Back.
Thanks to the help of yellows8, Normmatt, smea, and plutooo I finally managed to get it working. Basically the first issue was getting the cache invalidation to work properly every time a new block of code was pushed to the recompilation caches, and once that was done I got stuck on another issue which I initially thought was some weird cache issue, but ended up being a stack overflow (thanks to yellows8 for finding that one, I probably would never have guessed it would be a stack overflow...). Long story short, I relocated the stack with some more space and it's alive and breathing.
There is one slight downfall, and it's the cache invalidation. Currently due to the nature of how gpsp does it's stuff, the blocks are generated pretty much JIT, so after each block another block is generated. The problem is that every time I write to the recompilation cache, I have to invalidate the entire instruction cache (which is a lot). And with games that are rather large, this is a bit of an issue invalidating the cache takes a bit of time, and since large games often branch and go around quite a bit, this can equate to a metric crapton of lag.
The other issue now is rendering, rendering is becoming a bottleneck in some situations due to the use of the CPU rendering in order to flip the frame buffer the right way up. So I'll probably be implementing GPU rendering soon as well in order to minimize the lag generated here.
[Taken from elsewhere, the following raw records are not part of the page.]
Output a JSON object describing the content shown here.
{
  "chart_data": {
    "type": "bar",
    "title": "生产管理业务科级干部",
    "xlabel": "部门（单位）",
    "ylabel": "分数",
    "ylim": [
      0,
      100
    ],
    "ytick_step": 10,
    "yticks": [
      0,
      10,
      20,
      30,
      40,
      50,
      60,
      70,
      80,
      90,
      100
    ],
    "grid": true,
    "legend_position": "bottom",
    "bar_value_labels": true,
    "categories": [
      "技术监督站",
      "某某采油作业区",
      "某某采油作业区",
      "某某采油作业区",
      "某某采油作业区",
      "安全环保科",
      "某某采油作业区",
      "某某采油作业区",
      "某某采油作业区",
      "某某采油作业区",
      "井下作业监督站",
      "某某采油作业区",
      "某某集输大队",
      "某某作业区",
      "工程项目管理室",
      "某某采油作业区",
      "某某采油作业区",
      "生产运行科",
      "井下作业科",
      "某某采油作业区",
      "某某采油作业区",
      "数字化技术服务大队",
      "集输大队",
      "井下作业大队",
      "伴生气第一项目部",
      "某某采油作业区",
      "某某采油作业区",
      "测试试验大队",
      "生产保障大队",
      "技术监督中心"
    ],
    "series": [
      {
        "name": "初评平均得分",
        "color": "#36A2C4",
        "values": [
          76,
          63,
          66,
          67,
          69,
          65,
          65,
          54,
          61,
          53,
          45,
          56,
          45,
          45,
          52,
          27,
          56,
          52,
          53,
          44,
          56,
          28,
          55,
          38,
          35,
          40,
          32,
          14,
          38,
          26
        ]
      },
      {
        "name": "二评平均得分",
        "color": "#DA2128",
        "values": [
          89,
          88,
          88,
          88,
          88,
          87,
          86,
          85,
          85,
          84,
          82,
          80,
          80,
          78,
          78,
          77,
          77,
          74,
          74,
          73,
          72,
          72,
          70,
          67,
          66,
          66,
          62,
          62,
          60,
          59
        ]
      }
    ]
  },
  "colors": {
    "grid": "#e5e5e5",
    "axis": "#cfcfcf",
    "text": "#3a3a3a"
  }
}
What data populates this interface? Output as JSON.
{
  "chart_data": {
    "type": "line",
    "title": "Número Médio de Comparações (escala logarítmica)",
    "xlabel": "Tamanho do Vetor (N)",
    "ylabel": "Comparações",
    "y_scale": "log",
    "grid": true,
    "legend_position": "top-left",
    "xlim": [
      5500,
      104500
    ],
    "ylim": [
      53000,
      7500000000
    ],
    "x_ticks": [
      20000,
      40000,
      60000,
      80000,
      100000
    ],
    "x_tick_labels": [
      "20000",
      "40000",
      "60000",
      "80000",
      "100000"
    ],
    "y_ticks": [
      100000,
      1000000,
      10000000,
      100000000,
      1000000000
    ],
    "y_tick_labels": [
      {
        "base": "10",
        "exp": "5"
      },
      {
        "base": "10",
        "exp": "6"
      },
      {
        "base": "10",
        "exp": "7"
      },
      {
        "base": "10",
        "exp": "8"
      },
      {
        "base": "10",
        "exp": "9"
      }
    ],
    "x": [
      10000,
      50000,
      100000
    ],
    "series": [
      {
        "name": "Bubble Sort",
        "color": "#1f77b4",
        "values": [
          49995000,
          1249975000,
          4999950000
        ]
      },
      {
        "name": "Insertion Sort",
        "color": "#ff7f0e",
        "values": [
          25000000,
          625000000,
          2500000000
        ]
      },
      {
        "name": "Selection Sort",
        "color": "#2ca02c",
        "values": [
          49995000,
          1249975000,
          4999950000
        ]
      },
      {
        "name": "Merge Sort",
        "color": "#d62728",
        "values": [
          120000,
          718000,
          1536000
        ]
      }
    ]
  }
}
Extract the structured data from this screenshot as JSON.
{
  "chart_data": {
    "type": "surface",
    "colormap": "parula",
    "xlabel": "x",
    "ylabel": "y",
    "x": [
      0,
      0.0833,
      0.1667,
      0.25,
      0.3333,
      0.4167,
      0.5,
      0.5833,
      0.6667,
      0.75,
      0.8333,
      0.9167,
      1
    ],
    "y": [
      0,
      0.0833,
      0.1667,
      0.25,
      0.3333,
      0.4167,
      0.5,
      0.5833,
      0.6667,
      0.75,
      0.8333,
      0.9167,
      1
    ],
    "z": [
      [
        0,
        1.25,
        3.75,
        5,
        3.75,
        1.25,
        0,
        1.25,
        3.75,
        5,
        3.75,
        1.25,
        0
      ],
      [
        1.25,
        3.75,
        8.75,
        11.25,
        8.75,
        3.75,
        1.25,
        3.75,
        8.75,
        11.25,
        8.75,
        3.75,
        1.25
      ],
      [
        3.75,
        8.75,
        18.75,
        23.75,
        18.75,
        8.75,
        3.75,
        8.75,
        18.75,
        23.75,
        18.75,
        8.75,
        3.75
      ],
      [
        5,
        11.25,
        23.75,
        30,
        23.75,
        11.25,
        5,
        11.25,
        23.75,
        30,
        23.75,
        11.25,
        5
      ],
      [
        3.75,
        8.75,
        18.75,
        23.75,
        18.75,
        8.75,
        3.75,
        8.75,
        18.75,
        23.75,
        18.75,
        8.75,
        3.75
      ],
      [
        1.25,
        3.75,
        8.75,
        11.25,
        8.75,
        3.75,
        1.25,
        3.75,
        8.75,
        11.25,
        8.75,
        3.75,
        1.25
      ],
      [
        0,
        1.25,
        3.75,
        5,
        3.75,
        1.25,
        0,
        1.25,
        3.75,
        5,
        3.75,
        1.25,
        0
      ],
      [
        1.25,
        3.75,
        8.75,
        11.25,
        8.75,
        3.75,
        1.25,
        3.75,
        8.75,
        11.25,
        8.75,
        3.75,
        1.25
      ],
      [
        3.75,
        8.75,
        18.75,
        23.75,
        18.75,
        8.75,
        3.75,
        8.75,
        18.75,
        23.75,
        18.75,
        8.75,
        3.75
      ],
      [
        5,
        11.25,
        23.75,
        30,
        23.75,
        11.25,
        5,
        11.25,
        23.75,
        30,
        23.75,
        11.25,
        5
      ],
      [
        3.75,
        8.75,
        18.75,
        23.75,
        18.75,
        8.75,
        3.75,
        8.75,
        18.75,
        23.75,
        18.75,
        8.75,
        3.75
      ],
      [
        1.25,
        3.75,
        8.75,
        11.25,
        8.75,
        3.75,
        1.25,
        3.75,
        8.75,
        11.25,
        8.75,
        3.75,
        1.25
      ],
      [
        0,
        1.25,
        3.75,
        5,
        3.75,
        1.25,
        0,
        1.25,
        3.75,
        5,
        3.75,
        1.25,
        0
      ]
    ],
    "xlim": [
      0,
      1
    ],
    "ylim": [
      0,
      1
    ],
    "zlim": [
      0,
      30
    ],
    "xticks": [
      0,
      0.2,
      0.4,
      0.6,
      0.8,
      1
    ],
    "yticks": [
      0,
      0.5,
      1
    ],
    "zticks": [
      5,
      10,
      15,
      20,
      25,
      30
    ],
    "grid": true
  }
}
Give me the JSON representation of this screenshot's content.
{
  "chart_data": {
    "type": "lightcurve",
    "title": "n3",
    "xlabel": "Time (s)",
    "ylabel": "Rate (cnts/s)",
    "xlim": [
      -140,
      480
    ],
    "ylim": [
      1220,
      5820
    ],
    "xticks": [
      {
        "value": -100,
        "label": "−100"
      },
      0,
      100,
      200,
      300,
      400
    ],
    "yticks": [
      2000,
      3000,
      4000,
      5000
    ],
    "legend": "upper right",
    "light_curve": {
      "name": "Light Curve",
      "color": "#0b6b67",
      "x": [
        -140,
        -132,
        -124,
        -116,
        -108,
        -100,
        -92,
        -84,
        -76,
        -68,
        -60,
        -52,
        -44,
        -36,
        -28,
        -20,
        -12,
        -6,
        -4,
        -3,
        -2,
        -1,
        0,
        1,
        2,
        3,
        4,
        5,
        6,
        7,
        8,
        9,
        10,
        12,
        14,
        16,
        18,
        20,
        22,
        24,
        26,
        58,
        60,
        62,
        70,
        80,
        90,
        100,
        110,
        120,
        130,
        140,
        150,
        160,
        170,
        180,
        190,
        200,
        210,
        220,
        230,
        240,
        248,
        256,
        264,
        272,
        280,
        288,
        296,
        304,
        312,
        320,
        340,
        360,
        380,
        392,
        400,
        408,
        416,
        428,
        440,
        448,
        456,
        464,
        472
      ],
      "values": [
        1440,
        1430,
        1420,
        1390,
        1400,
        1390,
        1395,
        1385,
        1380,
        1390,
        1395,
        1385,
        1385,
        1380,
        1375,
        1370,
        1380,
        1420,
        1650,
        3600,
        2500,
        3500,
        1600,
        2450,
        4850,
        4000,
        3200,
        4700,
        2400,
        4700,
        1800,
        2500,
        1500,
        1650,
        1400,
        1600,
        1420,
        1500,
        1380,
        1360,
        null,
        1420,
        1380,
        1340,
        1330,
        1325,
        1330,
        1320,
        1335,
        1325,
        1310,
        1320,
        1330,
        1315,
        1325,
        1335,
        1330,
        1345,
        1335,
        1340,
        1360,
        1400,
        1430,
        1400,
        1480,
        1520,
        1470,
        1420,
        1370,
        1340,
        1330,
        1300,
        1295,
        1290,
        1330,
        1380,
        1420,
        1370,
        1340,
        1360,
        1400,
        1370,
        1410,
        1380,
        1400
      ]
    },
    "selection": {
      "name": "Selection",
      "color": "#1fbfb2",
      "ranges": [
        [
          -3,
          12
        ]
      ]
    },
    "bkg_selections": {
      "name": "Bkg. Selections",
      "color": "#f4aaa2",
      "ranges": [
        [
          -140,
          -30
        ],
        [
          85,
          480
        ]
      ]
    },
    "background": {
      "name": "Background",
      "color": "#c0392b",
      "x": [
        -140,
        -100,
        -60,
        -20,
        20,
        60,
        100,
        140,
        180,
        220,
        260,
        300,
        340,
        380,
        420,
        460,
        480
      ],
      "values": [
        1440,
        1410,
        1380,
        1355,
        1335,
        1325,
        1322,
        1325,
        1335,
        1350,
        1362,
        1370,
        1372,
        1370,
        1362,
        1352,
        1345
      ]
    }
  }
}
So basically at this point, some games run extremely well, some run absolutely horrible (worse than the interpreter), and a lot of optimizations are needed both on my end as well as maybe on ninjhax's end to allow the invalidation of specific blocks of the cache vs the entire thing. The good thing though is that we have the dynrec going fairly well at this point, which is good.
EDIT: Updated .3dsx is in the main post for those who want to try it. Don't get your hopes up too high for speed though, it's a big WIP at the moment even with the dynrec in place. Also, exiting with the X button isn't in place yet.
EDIT 2: Holy crap, just fixed a thing and now Fire Red is running much faster than the interpreter (still not 100%, probably closer to 60% or 70%, it's hard to tell without sound). Apparently I was invalidating the cache even when I didn't write anything new to the translation cache. Huge performance increases, although video is still lagging it down.